Lopez Obrador, 67, said he had a specific proposal he wanted to discuss with Harris. He did not give details, but told reporters minutes earlier that the tree planting idea was at the top of his mind.
“We agree with the migration policies you are developing and we are going to help, you can count on us,” he said.
The Mexican leader told reporters at a news conference Friday morning that legal routes were the best solution to migration.
“If there’s a regular, normal and orderly migratory flow, we can avoid the risks migrants take who are forced to cross our country,” he said.
The trees-for-visas proposal was met with some surprise when Lopez Obrador previously raised it at a Washington climate summit in April.
President Joe Biden has entrusted Harris with leading efforts to cut immigration from Mexico and Central America’s “Northern Triangle” countries – Guatemala, Honduras, and El Salvador – as the administration grapples with an increase in people crossing into the United States at the southern border.
Harris has said she will visit Mexico and Guatemala on June 7-8, her first foreign trip as vice president.
The Biden administration has made the rule of law, judicial independence and the fight against corruption prominent elements of its strategy to improve conditions in Central America.
Lopez Obrador rose to prominence criticizing corruption in past governments and considers the issue central to his legacy.
However, shortly before Friday’s call his government made a formal diplomatic complaint to the United States for financially supporting an anti-graft group he considers to be politically opposed to the government.
Lopez Obrador said the issue would not be raised in the meeting with Harris. He also said he would not stay for the entire call.

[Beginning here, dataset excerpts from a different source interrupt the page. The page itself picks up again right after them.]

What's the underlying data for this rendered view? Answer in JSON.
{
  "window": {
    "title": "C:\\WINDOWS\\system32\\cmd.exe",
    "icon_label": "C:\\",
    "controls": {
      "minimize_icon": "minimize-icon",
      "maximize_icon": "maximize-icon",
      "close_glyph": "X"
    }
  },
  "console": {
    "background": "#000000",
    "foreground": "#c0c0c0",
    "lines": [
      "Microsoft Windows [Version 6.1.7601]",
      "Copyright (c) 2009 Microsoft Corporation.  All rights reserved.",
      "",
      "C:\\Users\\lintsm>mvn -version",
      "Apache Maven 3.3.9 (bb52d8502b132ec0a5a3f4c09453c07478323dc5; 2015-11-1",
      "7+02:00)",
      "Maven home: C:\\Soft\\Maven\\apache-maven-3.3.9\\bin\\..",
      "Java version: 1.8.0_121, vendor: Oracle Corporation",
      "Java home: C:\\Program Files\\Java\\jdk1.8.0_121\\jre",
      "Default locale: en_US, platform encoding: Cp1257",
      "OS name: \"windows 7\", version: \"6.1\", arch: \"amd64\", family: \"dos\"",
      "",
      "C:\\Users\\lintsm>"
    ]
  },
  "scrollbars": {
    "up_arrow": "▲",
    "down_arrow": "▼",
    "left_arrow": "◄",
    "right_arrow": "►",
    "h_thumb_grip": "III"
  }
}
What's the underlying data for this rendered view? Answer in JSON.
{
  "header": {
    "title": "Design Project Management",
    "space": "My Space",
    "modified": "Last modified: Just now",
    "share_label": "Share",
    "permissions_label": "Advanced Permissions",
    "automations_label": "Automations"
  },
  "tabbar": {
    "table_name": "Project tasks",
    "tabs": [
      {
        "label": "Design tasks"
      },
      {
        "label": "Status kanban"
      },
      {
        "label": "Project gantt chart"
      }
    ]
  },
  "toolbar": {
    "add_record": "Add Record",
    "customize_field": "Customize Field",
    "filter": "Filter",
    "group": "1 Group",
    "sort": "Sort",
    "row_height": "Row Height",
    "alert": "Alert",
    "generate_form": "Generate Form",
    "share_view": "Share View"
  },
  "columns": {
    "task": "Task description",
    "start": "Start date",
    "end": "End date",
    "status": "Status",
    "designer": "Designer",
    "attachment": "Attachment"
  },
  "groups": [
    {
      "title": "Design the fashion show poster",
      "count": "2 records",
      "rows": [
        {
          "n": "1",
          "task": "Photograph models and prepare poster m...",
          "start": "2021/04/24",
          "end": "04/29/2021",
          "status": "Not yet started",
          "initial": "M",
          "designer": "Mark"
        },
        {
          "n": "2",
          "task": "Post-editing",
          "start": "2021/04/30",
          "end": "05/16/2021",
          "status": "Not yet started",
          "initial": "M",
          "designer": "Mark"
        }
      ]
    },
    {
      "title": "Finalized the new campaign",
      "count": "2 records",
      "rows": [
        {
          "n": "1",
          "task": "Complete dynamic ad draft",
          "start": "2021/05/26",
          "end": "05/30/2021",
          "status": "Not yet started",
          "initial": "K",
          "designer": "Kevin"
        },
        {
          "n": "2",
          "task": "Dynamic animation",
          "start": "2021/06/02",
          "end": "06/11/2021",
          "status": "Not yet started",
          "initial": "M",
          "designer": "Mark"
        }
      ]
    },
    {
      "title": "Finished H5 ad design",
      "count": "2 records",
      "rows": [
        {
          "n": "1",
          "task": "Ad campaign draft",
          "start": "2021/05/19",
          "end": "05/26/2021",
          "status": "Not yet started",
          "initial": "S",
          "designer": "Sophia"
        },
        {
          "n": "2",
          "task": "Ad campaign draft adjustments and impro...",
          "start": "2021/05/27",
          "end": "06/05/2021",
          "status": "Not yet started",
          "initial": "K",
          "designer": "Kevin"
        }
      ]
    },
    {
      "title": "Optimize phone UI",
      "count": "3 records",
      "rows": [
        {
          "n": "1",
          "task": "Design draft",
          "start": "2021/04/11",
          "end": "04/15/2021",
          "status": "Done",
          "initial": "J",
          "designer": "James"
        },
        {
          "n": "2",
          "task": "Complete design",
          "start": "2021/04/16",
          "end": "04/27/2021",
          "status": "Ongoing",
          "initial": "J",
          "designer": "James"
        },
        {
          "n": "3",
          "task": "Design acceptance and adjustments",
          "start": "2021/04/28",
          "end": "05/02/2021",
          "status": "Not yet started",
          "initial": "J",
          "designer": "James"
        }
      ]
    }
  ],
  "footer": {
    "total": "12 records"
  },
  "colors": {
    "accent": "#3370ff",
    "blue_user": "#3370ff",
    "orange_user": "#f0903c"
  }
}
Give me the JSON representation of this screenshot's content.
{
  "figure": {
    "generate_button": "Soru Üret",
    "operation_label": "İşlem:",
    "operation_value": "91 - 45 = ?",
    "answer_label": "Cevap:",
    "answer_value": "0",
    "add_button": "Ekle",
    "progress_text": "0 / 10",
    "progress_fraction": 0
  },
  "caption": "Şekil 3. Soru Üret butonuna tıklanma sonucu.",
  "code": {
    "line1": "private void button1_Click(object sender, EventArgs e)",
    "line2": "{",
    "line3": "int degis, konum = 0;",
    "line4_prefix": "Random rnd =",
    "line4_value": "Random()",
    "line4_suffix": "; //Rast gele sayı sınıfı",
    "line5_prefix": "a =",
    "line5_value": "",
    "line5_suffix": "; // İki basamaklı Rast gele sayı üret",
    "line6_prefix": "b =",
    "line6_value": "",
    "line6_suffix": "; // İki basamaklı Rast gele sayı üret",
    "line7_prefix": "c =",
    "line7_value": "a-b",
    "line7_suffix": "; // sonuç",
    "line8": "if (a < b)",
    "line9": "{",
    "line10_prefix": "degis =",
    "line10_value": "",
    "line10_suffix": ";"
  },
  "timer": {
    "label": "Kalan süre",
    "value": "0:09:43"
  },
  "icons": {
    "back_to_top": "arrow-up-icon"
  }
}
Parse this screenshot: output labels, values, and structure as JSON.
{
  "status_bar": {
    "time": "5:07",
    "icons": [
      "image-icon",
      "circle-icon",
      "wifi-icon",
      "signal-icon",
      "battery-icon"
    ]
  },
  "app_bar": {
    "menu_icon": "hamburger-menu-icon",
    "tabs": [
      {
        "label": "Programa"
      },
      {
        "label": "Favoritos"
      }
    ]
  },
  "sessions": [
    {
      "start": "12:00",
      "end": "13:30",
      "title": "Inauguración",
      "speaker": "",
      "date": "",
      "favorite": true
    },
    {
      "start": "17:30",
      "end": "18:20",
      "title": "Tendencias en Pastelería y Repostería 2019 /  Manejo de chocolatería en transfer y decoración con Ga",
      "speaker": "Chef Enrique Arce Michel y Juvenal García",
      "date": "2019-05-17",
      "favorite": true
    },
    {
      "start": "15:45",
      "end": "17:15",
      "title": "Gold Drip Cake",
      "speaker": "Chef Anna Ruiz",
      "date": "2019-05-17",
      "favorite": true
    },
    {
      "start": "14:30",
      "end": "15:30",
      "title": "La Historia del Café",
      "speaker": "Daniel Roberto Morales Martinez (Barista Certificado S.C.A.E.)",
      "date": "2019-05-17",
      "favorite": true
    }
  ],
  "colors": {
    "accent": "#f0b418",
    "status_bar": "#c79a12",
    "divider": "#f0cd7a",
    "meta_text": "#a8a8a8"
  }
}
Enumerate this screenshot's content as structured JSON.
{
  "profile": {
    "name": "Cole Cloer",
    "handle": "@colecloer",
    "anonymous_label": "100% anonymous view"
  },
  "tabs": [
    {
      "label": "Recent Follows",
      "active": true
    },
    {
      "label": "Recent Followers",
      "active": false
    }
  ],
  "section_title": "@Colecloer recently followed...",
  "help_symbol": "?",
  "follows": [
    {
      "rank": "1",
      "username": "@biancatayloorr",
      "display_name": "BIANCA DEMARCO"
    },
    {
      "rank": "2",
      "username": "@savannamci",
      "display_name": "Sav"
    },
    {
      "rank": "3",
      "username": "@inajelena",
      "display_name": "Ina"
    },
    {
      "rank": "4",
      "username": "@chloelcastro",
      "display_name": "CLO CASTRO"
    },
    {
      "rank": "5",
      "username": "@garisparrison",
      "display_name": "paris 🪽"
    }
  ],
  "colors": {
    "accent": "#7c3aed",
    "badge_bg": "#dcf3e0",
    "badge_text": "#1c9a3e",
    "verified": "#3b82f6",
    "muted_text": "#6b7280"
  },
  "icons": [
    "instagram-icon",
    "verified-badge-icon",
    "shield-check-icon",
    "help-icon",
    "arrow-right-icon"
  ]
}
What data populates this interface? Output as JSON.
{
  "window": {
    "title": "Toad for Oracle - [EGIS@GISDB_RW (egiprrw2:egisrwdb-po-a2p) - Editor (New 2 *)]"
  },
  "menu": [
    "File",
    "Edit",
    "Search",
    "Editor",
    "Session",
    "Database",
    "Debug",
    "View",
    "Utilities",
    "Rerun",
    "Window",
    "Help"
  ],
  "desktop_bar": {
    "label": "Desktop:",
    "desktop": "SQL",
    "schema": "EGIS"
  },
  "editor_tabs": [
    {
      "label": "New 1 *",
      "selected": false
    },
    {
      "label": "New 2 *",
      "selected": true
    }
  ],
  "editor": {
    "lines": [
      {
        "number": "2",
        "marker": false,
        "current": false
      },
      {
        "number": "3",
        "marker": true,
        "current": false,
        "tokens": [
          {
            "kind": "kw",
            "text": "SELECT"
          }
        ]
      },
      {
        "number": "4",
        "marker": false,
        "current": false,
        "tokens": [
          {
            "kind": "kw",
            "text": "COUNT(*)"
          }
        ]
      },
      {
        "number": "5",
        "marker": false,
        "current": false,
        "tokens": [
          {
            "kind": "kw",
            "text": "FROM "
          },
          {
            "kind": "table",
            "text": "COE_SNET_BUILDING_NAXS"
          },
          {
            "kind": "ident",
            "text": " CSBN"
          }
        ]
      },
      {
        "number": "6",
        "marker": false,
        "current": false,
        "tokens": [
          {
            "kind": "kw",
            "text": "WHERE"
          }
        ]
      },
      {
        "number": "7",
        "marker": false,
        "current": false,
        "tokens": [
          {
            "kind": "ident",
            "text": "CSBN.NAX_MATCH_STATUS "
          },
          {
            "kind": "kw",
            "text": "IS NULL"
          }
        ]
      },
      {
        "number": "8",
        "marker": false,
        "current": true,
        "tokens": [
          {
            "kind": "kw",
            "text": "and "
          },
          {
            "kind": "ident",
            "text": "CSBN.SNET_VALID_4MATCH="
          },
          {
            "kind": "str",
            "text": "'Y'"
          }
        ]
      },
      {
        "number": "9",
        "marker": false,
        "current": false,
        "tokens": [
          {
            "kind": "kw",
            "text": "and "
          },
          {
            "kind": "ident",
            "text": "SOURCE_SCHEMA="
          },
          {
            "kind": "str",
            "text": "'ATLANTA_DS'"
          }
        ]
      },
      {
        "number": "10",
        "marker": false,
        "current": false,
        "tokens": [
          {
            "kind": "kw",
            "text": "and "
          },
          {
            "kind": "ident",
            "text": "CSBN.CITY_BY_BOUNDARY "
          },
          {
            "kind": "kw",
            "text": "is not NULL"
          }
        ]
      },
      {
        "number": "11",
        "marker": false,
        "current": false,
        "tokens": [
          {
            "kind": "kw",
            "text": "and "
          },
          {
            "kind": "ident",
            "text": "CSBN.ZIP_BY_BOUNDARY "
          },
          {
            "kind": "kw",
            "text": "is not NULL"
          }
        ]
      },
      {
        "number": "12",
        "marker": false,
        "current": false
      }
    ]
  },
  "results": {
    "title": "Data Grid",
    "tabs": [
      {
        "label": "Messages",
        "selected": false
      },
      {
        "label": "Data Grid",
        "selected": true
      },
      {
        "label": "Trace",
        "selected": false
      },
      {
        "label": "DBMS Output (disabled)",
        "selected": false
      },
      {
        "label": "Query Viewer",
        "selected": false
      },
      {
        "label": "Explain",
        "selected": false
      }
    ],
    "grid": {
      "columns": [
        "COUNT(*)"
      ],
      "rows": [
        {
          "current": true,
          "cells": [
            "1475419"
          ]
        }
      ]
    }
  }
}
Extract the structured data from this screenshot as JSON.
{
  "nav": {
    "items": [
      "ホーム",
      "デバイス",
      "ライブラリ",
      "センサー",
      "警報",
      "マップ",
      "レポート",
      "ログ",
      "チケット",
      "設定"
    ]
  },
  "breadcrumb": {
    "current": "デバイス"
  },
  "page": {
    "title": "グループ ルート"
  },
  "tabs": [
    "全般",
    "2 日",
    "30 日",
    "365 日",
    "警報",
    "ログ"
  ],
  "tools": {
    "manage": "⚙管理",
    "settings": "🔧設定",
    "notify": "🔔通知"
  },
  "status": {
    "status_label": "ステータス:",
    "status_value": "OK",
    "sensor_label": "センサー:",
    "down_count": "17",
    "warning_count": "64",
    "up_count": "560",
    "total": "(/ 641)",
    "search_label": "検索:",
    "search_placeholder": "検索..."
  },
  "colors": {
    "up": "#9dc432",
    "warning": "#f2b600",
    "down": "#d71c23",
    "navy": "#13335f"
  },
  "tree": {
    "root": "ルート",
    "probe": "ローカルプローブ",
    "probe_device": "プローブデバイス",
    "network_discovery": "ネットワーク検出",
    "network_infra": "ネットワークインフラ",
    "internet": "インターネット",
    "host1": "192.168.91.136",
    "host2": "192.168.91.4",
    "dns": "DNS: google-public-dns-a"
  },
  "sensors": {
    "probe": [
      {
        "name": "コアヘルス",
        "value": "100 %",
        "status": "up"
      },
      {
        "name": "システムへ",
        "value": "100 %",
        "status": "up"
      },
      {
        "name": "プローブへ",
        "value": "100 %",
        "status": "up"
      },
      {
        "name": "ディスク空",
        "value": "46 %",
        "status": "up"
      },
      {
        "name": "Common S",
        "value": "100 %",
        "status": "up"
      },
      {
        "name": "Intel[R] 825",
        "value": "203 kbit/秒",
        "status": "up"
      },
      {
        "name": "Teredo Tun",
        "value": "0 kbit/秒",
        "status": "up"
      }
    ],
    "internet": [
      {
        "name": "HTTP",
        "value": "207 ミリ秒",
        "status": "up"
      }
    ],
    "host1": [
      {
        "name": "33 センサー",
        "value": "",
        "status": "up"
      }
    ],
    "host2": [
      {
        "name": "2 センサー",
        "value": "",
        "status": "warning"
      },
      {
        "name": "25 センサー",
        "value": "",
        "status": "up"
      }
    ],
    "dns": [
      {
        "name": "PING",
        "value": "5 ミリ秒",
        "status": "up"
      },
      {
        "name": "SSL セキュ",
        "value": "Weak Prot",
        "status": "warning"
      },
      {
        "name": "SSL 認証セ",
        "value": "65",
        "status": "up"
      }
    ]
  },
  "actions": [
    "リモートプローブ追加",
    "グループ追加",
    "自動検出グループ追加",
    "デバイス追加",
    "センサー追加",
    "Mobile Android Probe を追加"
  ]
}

Lopez Obrador, who touted his good relations with both the previous Trump administration and the current Biden administration, has taken a harder line with Washington on a range of issues in recent months.
Asked what Harris hoped to accomplish in the talks and what if any agreements were expected, Ricardo Zuniga, the U.S. special envoy on Central America’s Northern Triangle countries, said on Wednesday that the discussions would delve into immigration but also go beyond that issue.
“We’re undertaking these kinds of engagements with the view of the totality of our relationship with Mexico in mind,” Zuniga said. “Mexico is our largest trading partner… We’re deeply connected to them through economics and, through… our value chain and production chains.”